You may have received correspondence from UNISON recently about our plans for reform in the NHS. I thought it might be helpful for you to know the actual position as distinct from that set out in the UNISON campaign.

First and foremost we are not either privatising or breaking up the NHS. The NHS Plan we published in July 2000 – which UNISON supports – sets out a ten year programme of investment and reform to improve services for NHS patients. Central to this reform programme is the recognition that performance across the NHS is simply too variable. There are a good many local services but many that are not. The problem is that successive governments have treated the NHS as if performance was the same everywhere. The NHS Plan said that in future where services were doing well they would get more freedoms and more rewards. In other words there would be a positive incentive to improve. Where services were not performing well, there would be help, support, and where necessary, intervention. It is actioning this NHS Plan reform that UNISON seem to find objectionable.

The current position is that the Department of Health is discussing with the best performing hospitals the range of freedoms they could have, in particular from day to day management interference from the Department of Health. No final decisions have yet been made but one of those proposals, being examined is for Foundation Hospitals. These could be based on the co-operative or mutual principle allowing greater staff and public involvement in their running than at present. The hospital, of course, would remain part of the NHS. It would not be private. It would be subject to national NHS standards and NHS inspection through the Commission for Health Improvement. It would, as now, be an NHS hospital.

Nor – as UNISON know – would these developments mean a return to the anarchy of failed local pay bargaining. Providing we reach agreement through the current talks with the trade unions on a new pay system, any foundation hospital would be part of the new national pay framework.

UNISON also allege that we are contemplating bringing in what they describe as Railtrack style private sector management. This is not true. For the handful of consistently poorly performing hospitals we will change their top management team. Teams with a proven track record of successes elsewhere in the NHS will be brought in to turn the failing hospitals around. However, we should not close our minds to getting good managers from elsewhere. In time, that could include from local government, housing associations, the voluntary and charitable sectors, or parts of the private sector. This is not in any way, shape of form about privatising the NHS. No hospital and no NHS asset will be sold off. It is about getting the best managers into all parts of the NHS.

Our reform programme is not about undermining NHS values.

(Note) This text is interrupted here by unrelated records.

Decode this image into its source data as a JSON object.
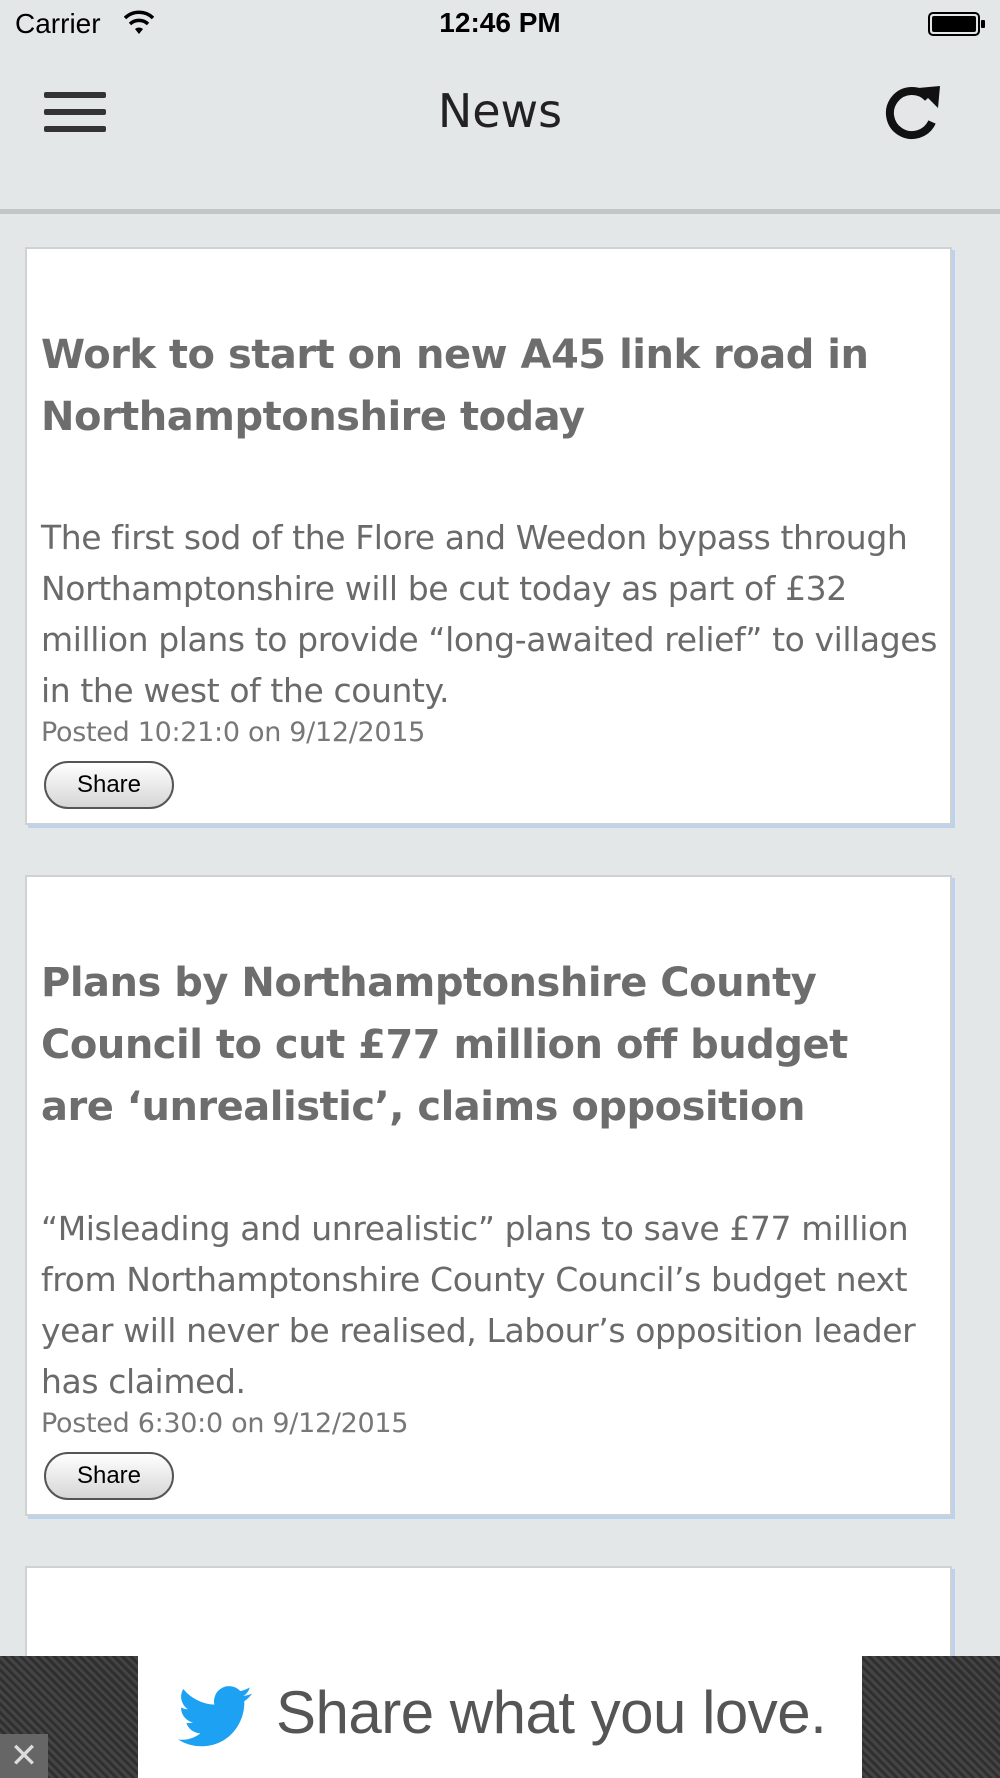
{
  "status_bar": {
    "carrier": "Carrier",
    "time": "12:46 PM",
    "wifi_icon": "wifi-icon",
    "battery_icon": "battery-icon"
  },
  "nav": {
    "title": "News",
    "menu_icon": "hamburger-menu-icon",
    "refresh_icon": "refresh-icon"
  },
  "articles": [
    {
      "headline": "Work to start on new A45 link road in Northamptonshire today",
      "summary": "The first sod of the Flore and Weedon bypass through Northamptonshire will be cut today as part of £32 million plans to provide “long-awaited relief” to villages in the west of the county.",
      "posted": "Posted 10:21:0 on 9/12/2015",
      "share_label": "Share"
    },
    {
      "headline": "Plans by Northamptonshire County Council to cut £77 million off budget are ‘unrealistic’, claims opposition",
      "summary": "“Misleading and unrealistic” plans to save £77 million from Northamptonshire County Council’s budget next year will never be realised, Labour’s opposition leader has claimed.",
      "posted": "Posted 6:30:0 on 9/12/2015",
      "share_label": "Share"
    }
  ],
  "ad": {
    "text": "Share what you love.",
    "close": "✕",
    "brand_icon": "twitter-bird-icon",
    "brand_color": "#1da1f2"
  }
}
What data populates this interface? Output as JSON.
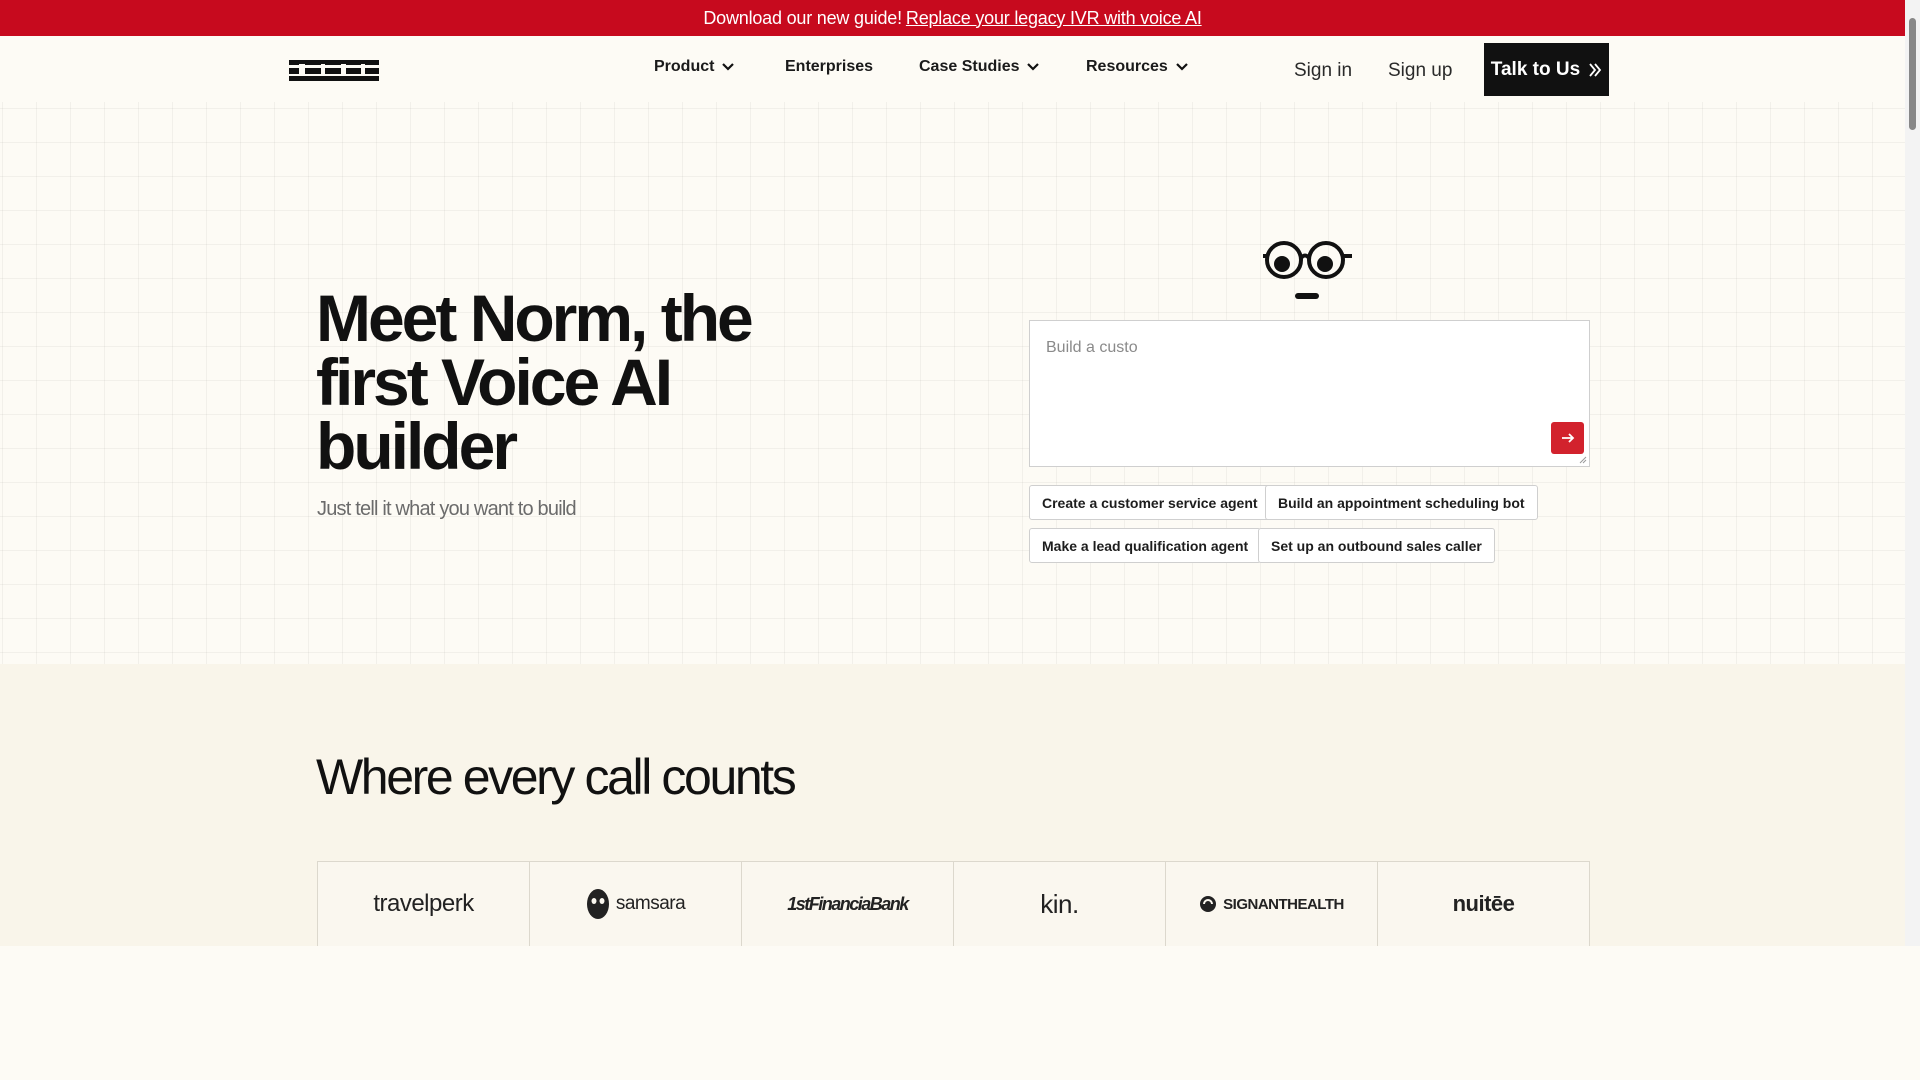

It is about strengthening them. To make sure that the NHS can deliver more high quality care to more NHS patients more quickly. As you know, we are rapidly expanding capacity in the NHS – with more staff, beds, health centres and hospitals. In addition we are using spare private sector capacity to treat NHS patients where we can get. the right standards of care and good value for money. And by devolving power to the NHS frontline and giving NHS patients more choice over NHS services we are seeking to create a different sort of health service. An NHS where resources and responsibilities are taken out of Whitehall and into the hands of frontline staff. A health service which is true to its values and which is more responsive to the needs and choices of its patients.

The NHS Plan is the foundation for these major changes. I hope that UNISON and others will support them.